A 22-year-old Annapolis man was sentenced to five years in prison after a police raid on an apartment earlier this year led to a firearm conviction.
In January, Deontae Jayron Simms was one of three people arrested in a Newtowne Drive apartment that Annapolis Police detectives suspected of being used to traffic guns and drugs.
According to a news release at the time, members of the department’s Drug Enforcement Unit and Special Enforcement Action Team found two loaded ghost guns inside a “stash house,” as well as a loaded 9 mm pistol, a loaded rifle and various drugs, including crack cocaine and fentanyl.
As the only adult apprehended, Simms was the only suspect identified by police. Information on the two then-17-year-old juveniles arrested with him was not made available.
At the time of the raid, Simms initially faced seven felonies, including narcotic possession with the intent to distribute, but was later indicted by a grand jury on 24.
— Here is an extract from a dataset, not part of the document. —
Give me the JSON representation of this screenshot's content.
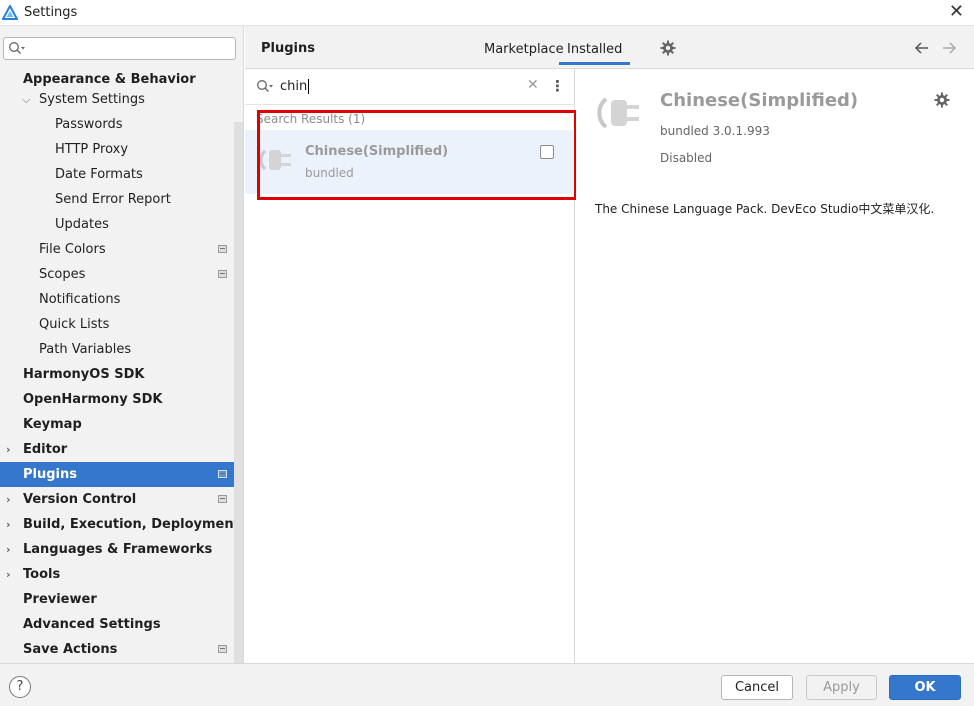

During an Oct. 29 hearing before Anne Arundel Circuit Judge Mark Crooks, Simms submitted an Alford plea to possessing a firearm with a previous felony conviction. That conviction, court records show, came less than a month before the police raid. That case resulted in an Alford plea to first-degree assault from a 2020 incident. Simms was also charged in a 2022 armed robbery case, which was placed on the STET, or inactive docket.
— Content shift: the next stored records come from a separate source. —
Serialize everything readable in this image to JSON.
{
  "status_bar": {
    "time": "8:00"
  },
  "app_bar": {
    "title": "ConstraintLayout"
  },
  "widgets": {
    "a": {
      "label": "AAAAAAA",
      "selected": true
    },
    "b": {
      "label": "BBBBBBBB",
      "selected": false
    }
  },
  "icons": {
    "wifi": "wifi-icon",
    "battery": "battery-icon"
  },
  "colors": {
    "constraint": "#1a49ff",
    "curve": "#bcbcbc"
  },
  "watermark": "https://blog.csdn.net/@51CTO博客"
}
An Alford plea is not an admission of guilt, but rather an acknowledgement that had the case gone to trial, the state would have had enough evidence to convict. In terms of sentencing, it is treated the same as a guilty plea.
Defense attorney John H. Robinson III said Tuesday the Annapolis apartment did not belong to his client and that the plea was based on “the strengths and weaknesses of the case.”